Le tribunal est donc adepte de la preuve de faits négatifs, ce en quoi je ne saurais l’approuver. Factum negantis nulla probatio est, dit-on lorsqu’il s’agit de glisser une maxime latine (sur le principe, voir : De la preuve d’un fait négatif, M. E. Bonnier, Revue des revues de droit publiées à l’étranger: Volumes 3 à 4, 1er janvier 1840, p. 72).
La décision qui suit montre que l’adoption d’une solution impliquant une autre administration de la preuve reste encore à imposer au Tribunal.
d) Circonstances affaiblissant la force de la présomption au point d’inverser la charge de la preuve (qui devient celle de l’accessibilité)
A une date qui se situe entre les deux arrêts précités aux points b) et c), la Troisième Chambre de Recours a exigé non seulement que celui qui invoque un dessin ou modèle antérieur en prouve la divulgation mais elle a également fait peser sur ses épaules la charge de la preuve de l’accessibilité de la divulgation (Troisième chambre de Recours, 22 août, R 779/2015-3) :
40 (…) the publication of the image was made on a [lady’s]blog, (…) about ‘her life and reviews places, people, events, food and things that she, her husband and her children experience’ (…).
41 (…) the blog in question is of a completely personal and private nature: (…) it is designed to target, in principle, those who already know the blogger, namely family and friends. The private nature of the blog is the first reason why the posting of the bracelet on it is unlikely to have become known to the ‘circles specialised in the sector concerned’ within the meaning of Article 7 CDR. The sector concerned by the design is that of bracelets, i.e. fashion items and the circles specialised are, accordingly, those of professionals such as designers, traders, manufacturers of these goods. (…)

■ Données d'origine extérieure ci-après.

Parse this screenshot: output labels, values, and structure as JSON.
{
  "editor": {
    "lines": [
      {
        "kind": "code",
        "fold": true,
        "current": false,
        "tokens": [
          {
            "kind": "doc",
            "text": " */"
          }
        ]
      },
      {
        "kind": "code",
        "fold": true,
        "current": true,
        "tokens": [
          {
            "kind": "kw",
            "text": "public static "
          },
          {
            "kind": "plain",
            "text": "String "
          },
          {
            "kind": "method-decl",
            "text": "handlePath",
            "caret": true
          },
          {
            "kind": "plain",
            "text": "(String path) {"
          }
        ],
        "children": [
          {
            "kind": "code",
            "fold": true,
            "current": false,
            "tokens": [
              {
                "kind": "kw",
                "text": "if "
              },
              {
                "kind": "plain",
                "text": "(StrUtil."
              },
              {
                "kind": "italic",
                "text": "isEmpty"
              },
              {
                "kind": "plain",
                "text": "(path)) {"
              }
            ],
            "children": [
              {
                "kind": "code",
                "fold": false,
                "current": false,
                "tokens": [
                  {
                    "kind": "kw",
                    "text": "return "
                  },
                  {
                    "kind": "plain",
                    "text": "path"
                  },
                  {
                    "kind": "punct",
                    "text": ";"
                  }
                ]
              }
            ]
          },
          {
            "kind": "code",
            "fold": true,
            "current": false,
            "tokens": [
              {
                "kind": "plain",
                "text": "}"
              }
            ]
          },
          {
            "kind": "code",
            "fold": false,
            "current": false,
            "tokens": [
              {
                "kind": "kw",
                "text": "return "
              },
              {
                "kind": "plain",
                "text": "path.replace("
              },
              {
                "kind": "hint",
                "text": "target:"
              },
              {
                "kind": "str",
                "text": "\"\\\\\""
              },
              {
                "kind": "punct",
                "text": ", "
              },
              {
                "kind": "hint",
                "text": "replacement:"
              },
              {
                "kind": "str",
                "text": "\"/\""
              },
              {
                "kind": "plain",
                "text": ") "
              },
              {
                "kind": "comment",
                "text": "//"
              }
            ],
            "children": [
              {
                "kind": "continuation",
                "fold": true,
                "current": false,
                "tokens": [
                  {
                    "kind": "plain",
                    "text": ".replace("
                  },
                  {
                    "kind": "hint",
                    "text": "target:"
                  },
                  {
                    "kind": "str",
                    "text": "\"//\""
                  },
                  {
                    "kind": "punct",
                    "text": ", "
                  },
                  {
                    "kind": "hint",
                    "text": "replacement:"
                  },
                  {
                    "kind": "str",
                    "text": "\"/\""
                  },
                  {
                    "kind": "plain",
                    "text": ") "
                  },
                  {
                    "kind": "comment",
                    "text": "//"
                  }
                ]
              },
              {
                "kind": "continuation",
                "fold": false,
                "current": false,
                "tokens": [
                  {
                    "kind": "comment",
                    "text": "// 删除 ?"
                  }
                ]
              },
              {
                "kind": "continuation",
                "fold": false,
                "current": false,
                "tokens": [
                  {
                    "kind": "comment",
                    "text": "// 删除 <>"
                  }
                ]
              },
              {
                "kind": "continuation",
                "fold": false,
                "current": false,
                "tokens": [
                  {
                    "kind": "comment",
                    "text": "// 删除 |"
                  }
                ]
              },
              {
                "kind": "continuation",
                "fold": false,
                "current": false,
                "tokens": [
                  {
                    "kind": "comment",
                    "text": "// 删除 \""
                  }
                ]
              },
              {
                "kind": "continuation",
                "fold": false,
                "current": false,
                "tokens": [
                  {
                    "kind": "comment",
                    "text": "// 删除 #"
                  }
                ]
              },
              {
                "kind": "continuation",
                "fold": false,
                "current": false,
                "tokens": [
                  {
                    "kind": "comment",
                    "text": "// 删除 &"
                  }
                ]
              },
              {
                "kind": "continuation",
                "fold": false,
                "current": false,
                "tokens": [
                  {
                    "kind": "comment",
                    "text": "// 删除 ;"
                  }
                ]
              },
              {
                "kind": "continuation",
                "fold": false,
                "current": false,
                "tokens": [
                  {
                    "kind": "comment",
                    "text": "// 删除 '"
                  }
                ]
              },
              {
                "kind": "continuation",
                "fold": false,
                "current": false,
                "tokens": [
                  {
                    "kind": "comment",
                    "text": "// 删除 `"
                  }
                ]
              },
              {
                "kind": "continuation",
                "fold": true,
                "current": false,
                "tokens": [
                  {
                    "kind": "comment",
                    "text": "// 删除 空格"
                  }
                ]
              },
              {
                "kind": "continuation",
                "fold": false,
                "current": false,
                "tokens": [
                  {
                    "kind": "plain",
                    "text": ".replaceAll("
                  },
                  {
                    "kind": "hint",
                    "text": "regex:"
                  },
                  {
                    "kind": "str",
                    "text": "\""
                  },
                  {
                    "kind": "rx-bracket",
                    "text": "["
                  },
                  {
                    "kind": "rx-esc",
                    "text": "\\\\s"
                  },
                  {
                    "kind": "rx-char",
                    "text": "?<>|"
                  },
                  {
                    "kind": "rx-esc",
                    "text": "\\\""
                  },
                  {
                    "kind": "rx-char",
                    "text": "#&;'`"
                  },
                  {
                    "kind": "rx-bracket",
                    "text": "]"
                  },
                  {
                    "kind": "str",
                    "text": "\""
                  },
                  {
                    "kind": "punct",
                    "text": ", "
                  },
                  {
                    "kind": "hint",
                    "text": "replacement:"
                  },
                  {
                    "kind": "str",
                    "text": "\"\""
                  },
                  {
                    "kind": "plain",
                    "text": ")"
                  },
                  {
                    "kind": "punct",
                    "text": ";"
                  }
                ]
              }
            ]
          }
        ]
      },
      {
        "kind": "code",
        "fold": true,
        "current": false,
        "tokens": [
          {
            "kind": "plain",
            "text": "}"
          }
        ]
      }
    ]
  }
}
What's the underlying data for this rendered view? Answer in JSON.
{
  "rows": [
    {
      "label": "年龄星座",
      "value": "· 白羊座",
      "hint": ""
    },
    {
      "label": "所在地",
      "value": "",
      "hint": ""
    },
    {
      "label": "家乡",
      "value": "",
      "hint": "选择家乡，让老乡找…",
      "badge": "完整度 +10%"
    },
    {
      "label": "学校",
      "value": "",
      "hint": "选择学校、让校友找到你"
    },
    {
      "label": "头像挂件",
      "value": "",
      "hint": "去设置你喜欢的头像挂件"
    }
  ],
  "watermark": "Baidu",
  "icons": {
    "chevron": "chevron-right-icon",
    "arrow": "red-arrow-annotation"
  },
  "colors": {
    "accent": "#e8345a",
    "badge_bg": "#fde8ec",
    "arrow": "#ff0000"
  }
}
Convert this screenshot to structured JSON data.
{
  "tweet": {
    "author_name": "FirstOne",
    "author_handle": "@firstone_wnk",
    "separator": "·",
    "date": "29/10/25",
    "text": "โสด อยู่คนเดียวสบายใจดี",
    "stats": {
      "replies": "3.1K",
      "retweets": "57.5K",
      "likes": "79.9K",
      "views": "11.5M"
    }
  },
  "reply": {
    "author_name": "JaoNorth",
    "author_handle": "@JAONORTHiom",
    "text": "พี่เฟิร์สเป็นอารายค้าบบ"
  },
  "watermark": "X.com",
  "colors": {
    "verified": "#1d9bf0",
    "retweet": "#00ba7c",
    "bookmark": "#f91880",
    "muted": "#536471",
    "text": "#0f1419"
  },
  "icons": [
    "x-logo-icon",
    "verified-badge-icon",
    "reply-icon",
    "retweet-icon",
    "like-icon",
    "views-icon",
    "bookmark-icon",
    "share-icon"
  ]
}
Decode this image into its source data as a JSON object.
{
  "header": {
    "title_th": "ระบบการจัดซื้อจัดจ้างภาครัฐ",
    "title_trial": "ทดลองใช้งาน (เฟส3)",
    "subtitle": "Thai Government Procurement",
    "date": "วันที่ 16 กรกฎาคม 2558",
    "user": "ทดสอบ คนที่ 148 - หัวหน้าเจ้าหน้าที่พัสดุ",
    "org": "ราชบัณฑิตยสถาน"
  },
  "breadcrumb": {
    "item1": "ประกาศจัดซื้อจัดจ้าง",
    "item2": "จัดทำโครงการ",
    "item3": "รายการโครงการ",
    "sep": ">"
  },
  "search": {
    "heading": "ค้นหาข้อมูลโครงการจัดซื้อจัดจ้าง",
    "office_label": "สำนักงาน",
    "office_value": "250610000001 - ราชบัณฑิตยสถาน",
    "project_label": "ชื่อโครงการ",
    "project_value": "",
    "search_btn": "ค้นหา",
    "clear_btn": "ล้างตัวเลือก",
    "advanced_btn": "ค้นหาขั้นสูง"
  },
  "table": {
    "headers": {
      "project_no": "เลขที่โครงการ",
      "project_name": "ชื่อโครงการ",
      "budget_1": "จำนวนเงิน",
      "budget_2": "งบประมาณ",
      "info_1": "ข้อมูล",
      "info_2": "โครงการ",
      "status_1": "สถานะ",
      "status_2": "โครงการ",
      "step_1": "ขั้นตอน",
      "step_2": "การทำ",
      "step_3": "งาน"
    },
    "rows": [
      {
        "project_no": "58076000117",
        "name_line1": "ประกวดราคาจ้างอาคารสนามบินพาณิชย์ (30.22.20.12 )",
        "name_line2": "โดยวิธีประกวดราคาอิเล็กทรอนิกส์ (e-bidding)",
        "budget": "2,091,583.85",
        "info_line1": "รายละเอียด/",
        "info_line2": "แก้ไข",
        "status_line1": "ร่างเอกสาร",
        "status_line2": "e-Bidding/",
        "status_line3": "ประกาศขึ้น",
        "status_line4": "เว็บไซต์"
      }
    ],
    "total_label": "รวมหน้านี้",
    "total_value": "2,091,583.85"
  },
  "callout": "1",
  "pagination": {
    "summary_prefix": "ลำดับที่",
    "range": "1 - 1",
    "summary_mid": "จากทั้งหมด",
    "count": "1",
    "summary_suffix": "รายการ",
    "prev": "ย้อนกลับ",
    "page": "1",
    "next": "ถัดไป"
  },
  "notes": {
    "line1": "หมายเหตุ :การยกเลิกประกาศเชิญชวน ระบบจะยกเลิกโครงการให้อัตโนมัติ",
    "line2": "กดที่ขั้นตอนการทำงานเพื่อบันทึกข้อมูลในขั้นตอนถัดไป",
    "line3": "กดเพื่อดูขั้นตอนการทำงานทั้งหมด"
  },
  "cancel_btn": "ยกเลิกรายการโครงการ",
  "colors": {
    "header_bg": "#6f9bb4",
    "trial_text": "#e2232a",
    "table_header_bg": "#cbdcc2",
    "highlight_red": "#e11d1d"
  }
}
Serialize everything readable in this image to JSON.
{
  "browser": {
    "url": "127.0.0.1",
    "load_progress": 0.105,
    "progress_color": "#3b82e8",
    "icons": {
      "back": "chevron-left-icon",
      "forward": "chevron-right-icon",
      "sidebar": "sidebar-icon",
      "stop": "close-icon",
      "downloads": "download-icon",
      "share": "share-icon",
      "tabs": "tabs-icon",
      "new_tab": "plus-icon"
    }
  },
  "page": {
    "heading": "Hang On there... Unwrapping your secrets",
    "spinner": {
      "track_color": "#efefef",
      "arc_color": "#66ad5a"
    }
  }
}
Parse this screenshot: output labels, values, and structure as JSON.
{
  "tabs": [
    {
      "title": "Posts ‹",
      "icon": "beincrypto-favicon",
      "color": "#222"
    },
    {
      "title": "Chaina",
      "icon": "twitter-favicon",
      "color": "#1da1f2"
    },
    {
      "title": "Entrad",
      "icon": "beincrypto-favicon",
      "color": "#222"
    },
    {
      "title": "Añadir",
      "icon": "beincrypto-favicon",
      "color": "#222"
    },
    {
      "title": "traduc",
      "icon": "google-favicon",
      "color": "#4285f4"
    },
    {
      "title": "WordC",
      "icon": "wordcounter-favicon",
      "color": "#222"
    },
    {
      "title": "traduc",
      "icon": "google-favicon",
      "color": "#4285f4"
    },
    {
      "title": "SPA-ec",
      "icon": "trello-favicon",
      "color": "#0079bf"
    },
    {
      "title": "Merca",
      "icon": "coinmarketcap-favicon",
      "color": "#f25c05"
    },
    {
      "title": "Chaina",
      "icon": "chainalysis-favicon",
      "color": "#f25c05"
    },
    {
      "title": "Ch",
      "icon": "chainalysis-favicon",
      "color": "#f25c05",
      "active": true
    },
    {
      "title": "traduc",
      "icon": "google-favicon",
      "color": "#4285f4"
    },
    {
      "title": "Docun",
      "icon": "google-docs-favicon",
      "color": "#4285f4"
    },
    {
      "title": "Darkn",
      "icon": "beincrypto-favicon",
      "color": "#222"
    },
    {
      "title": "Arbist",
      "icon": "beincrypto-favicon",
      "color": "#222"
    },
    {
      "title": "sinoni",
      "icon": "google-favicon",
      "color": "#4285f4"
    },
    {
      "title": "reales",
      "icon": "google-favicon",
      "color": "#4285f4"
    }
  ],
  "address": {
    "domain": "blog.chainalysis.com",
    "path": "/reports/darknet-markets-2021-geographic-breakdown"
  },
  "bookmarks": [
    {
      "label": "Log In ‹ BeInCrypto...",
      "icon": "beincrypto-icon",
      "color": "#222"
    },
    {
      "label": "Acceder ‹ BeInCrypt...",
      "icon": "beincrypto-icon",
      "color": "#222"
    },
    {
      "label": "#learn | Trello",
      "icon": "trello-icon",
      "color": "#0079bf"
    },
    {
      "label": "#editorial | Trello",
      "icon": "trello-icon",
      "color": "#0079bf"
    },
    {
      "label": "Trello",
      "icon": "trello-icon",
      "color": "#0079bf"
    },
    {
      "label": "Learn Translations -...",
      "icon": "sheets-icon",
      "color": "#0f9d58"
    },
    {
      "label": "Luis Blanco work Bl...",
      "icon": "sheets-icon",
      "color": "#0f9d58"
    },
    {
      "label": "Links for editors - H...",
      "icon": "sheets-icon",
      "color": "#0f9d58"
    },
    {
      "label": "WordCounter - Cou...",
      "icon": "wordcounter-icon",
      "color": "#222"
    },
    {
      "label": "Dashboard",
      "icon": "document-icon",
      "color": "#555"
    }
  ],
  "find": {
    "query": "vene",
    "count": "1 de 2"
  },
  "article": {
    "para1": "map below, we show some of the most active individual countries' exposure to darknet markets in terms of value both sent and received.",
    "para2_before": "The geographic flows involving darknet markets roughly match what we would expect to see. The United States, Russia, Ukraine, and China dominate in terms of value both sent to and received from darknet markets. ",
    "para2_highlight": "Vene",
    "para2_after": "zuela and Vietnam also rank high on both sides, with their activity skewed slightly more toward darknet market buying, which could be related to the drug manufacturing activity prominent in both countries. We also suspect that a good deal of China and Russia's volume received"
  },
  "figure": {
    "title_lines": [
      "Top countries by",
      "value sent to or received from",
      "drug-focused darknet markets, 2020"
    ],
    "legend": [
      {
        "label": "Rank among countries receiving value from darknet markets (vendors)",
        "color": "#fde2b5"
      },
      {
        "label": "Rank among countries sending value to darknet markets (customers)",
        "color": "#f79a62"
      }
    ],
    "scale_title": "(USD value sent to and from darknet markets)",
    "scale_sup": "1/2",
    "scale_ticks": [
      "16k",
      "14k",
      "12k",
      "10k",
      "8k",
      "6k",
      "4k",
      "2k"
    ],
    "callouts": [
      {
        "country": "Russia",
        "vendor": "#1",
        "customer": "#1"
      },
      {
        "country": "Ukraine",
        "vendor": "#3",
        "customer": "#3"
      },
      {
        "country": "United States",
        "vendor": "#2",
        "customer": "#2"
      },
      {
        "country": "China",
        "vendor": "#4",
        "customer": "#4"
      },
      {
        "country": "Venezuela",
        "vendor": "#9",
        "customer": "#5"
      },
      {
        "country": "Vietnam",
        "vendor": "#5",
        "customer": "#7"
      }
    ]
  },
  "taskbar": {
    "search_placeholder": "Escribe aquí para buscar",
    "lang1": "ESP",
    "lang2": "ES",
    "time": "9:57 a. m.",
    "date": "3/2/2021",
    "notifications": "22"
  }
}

42 (…) Nothing in Ms Ang Sen’s profile thus justifies that the specialised circles could have become aware of her blogging activities. In this situation, it was up to the invalidity applicant to explain why the contents of the postings of a perfectly ordinary person could reach the relevant circles in the Union. No such explanation was submitted before either the Invalidity Division or the Board of Appeal.
Ceci est à contre courant de la jurisprudence communautaire exposée un peu plus haut aux deux points précédents.
Du coup, qui doit prouver quoi ? Voici donc un aspect procédural qui mériterait d’être clarifié par la Cour de Justice.
Référence du jugement évoqué en première partie :
TGI Paris, 3ème chambre 4ème section,
15 mars 2018
RG 16/10841
Alain Passard / Carrefour Hypermarché
NB : en complément de ce que j’ai écrit ci-dessus, il me semble que les paragraphes 102 et 103 de l’arrêt Nivelles ( CJUE, 21 septembre 2017, affaires C‑361/15 P et C‑405/15 P ) méritent également une attention certaine lorsqu’il s’agit d’examiner si doit jouer l’exception à la divulgation du modèle antérieur.